十代後半からインドに来るまではチラリチラリと幸せがあったかもしれないが、満足するものではなかった。
(チベタン・ライブラリーの先生は、「自分の国で幸せだったら、こんな所に来ないだろ?」と言っていた。言い得てしかり。)
インドに来てからは幸不幸入り混じっているが、幸せに感じていた時でも、今から考えれば芯が通っていなかった、
というか、芯とつながっていなかった。

例えて言えばマカロニみたいなもので、パスタの部分は厚くて美味しいのだが、中が空洞なのだ。

中は何かといえば、自分自身である。

世間で良いといわれる豊かさは、意味の無いものだと思ってインドにきて、
精神心的な豊かさが価値のあるものだと思い、
心を良くする為の方法を何とか自心に習慣化させようと頑張ったわけであるが、

どうも筆者の場合は、それらを全て外側の価値観でやって来ていたようである。
悪いといわれているから、他人に嫌われるからそれをしないし、
先生方や知人が良いと言っているから、それをやって来たようである。

筆者はエンパスなのか、他人の考えを自分の考えだと錯覚する性があるらしい。

筆者は以前、絵を描くのが好きだった。
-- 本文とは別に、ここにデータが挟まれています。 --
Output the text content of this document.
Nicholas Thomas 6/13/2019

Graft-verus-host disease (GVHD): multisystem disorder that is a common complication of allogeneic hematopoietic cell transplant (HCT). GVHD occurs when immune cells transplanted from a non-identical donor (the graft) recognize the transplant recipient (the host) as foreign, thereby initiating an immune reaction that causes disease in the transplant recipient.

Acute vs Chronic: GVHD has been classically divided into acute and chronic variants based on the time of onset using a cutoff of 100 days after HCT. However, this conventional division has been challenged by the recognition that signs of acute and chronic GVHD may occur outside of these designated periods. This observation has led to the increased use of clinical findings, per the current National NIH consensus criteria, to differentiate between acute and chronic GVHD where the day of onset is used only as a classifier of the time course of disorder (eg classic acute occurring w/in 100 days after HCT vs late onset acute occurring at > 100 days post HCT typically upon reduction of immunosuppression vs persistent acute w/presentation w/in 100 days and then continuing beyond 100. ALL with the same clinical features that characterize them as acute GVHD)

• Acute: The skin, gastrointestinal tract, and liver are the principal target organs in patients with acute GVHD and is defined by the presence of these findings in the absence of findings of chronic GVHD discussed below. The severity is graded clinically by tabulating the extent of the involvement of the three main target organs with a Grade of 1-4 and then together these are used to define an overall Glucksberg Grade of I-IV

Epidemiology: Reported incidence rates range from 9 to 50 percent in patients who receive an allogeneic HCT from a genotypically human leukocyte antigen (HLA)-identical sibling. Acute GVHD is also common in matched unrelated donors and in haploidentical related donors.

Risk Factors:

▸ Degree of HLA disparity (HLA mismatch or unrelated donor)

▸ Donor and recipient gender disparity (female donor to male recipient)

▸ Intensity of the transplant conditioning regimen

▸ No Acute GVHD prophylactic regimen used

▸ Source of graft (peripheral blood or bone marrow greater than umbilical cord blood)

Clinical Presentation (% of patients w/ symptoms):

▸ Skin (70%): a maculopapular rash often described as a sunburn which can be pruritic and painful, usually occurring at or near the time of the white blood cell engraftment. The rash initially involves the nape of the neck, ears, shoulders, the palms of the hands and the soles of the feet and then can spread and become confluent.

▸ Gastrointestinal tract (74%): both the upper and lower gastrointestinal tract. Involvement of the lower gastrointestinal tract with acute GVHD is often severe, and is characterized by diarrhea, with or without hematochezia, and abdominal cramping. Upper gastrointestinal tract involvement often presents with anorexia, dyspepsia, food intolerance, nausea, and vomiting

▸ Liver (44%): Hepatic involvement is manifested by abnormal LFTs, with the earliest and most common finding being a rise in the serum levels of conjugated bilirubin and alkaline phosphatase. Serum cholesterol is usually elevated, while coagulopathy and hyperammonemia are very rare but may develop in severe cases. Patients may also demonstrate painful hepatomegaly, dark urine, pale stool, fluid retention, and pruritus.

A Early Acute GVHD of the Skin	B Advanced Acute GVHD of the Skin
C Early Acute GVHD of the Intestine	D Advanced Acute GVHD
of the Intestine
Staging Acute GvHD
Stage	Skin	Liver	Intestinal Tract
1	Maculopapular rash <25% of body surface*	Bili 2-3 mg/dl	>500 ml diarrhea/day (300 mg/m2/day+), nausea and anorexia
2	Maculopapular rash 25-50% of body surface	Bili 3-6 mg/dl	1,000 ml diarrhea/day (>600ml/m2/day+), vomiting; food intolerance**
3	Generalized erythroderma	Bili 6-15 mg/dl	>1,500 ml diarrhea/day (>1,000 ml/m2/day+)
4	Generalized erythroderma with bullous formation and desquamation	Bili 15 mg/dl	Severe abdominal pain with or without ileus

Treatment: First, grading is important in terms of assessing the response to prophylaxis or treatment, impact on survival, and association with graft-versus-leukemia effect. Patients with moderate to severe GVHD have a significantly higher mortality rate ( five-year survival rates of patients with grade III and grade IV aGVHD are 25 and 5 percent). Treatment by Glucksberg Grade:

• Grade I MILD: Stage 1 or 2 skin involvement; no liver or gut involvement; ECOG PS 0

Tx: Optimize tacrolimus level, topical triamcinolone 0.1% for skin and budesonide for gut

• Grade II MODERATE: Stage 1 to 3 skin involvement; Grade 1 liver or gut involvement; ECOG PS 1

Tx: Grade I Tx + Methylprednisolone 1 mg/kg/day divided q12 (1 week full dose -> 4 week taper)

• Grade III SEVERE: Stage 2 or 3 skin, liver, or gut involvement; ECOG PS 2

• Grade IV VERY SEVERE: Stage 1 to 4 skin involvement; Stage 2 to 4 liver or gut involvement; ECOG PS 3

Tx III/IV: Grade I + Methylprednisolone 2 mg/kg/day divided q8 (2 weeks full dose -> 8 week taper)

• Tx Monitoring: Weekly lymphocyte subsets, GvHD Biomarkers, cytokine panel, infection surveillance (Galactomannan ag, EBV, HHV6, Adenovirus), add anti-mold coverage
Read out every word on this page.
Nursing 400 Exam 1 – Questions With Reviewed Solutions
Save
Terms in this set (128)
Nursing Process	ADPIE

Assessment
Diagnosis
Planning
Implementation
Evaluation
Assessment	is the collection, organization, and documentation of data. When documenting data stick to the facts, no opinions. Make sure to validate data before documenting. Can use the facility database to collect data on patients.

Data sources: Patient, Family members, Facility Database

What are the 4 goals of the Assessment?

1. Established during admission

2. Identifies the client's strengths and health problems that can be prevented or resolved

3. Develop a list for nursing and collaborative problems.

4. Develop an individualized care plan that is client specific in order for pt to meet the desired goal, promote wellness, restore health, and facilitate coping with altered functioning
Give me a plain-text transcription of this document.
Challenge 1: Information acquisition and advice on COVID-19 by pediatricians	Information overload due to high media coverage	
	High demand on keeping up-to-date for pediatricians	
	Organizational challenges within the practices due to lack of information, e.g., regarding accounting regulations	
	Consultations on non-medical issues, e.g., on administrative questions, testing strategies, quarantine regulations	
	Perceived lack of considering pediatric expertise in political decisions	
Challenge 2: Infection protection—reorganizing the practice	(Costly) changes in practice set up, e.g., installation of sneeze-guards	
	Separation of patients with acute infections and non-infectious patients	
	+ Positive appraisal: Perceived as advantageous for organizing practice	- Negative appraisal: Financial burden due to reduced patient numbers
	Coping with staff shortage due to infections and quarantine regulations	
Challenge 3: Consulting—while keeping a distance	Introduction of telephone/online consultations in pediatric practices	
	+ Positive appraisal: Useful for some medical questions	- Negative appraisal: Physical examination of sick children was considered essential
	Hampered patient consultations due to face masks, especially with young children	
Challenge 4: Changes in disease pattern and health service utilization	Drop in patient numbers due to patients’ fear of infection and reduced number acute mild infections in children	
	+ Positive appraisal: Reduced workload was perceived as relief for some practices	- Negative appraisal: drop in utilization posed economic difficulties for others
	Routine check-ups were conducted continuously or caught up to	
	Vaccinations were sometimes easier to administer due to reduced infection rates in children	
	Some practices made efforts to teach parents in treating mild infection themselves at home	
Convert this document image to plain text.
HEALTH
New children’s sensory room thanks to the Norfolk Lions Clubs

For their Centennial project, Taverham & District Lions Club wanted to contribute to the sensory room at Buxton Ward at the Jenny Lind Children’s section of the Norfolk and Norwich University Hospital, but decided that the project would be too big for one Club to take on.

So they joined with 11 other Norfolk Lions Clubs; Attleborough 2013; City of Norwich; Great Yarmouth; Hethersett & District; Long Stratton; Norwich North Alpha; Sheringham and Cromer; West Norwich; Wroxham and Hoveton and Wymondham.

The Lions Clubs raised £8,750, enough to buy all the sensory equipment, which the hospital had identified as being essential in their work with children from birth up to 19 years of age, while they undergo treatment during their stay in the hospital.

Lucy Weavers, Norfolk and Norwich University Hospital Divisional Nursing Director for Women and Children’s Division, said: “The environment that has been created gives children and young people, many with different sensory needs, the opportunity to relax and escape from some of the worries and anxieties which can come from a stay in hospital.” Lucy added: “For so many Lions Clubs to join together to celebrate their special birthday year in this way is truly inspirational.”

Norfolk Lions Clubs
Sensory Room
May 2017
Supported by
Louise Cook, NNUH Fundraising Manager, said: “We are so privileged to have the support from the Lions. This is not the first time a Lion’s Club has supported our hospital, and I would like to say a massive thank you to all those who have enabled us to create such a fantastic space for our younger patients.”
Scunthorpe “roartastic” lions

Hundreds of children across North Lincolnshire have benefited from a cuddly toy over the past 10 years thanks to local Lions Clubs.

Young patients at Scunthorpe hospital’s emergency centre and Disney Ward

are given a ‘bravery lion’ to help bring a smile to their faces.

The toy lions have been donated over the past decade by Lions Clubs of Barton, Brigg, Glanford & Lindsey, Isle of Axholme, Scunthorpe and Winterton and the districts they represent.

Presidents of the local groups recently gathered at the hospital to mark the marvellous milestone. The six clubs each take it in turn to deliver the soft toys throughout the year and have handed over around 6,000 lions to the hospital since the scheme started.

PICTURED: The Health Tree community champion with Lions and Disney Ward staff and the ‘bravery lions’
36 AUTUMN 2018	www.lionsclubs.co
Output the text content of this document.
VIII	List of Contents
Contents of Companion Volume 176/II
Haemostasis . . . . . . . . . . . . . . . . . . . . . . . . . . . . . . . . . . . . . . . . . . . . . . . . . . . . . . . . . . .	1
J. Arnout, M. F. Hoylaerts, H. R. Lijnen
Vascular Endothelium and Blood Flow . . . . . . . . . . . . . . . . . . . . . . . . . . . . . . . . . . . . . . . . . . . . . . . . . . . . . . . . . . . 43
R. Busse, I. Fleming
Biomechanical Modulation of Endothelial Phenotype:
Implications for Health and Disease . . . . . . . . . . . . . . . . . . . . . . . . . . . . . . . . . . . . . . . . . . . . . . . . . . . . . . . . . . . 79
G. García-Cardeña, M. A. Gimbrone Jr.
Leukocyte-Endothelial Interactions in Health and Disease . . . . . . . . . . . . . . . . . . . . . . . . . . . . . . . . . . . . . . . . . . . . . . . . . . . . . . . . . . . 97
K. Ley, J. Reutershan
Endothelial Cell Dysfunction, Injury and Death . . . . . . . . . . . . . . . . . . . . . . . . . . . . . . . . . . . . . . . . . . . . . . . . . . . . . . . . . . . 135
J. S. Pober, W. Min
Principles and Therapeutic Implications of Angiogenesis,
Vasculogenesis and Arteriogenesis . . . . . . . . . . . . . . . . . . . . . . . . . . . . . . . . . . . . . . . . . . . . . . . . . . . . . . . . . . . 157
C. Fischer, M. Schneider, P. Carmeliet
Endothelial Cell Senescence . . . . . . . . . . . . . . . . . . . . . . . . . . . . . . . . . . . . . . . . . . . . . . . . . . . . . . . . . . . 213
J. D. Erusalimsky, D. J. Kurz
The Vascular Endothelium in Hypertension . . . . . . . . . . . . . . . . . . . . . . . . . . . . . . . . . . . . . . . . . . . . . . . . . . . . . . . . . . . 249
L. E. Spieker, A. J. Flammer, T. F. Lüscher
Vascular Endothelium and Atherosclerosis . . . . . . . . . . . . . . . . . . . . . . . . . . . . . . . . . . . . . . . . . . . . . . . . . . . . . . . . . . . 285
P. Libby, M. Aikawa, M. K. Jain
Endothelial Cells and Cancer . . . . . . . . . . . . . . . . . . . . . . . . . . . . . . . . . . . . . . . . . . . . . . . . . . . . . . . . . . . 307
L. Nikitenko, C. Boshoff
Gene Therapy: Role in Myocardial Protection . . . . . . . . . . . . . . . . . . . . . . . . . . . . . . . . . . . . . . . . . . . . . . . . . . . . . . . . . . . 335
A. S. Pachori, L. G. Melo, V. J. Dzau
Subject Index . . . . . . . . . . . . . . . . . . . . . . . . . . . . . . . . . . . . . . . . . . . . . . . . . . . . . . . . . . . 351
漫画だけど。
描き始めると、時間を忘れて没頭してしまう。
夜も寝ないで描き続けるので、命を縮めるから描くのを止めようと思い、描かなくなった。
後で考えてみると、画家になりたかった父の影響で絵を描いていたらしいと気付いた。
自分の内側から描いていたのではないと気付いて、描く気が無くなった。
なので、心の底から描きたくて描いている人は凄いと思う。
自分の芯とつながって描いているからだ。

正直にいうと、今現在筆者には「これをやりたい」と具体的にあげられる仕事はない。

「もし100億円あったら何をしたい?」
という質問があり、その答えを書き出してみたが、正直に正直に正直に書いて、
①ラダックへ行ってヘリコプターに乗る。途中で山のてっぺんに降りる。
②アフリカの世界一きれいな水源地に行って、湧水をそのまま飲む。
③カイラス山へ行く。
が上位三位であった。
修行するとか勉強するとか、全然出てこない。

自分はもしかしたらアウトドア系なのかと、不思議に思っている。

今の生活は以前と変わっていないけれど、自分の意志を尊重するようにしている。
すると安心が増えた。
嫌なことを騙し騙しすることが無くなったせいである。
本心とつながり始めた気がする。

ここで難しいのは、無我をどう取り入れるかである。
「私自身/そのもの」が無いということは一応確信しているので、自分のどこまでが「私そのもの」として映り、どれくらいの「私」が世俗として有るのか?
私達の心に「私」が映る時には、本当に「私」があるように映るので、その時点でもう「我(無我の否定対象)」が映っている。
「私」が映らないこと自体経験したことが無いので、「無い」と考えると自動的に何にもない方向へ振り切ってしまう。
ここでどう「私」を置くのか、実体験として認識するのが、とても難しいのである。

「まさしく縁だけのもの」と、日本語で表現するのも難しい。
ただここに、様々な条件で組みあがって「私」として現れているだけのもの。
こう書いてしまうと、芯なんて無いじゃないかという話になる。

それでも、現れている映像の中で、ものごとは働く。
(これは筆者の考えたことではなくて、『入中論(月称著)』六章に書かれている。)

粗い思い込みを外して、自分の本心を見つけて、それに従いつつ、
本心自体、心に映っているだけのものだと心の端っこで知りながら、
制限なく本心の思った通りに行動する。

これができたら、ずっと楽に生きられるだろう。

今筆者は自分の芯を朧気ながら見つけ、つながろうとしている。
これは、無我の拠所になっている主体をはっきりさせることにも役に立つ、と思う。
何だか、遺跡を地中から掘り出してだんだん形をはっきりさせていく作業に似ているが、少しずつ作業は進行中である。

そんなわけで筆者は、今まで生きてきた中で、今が一番幸せだ。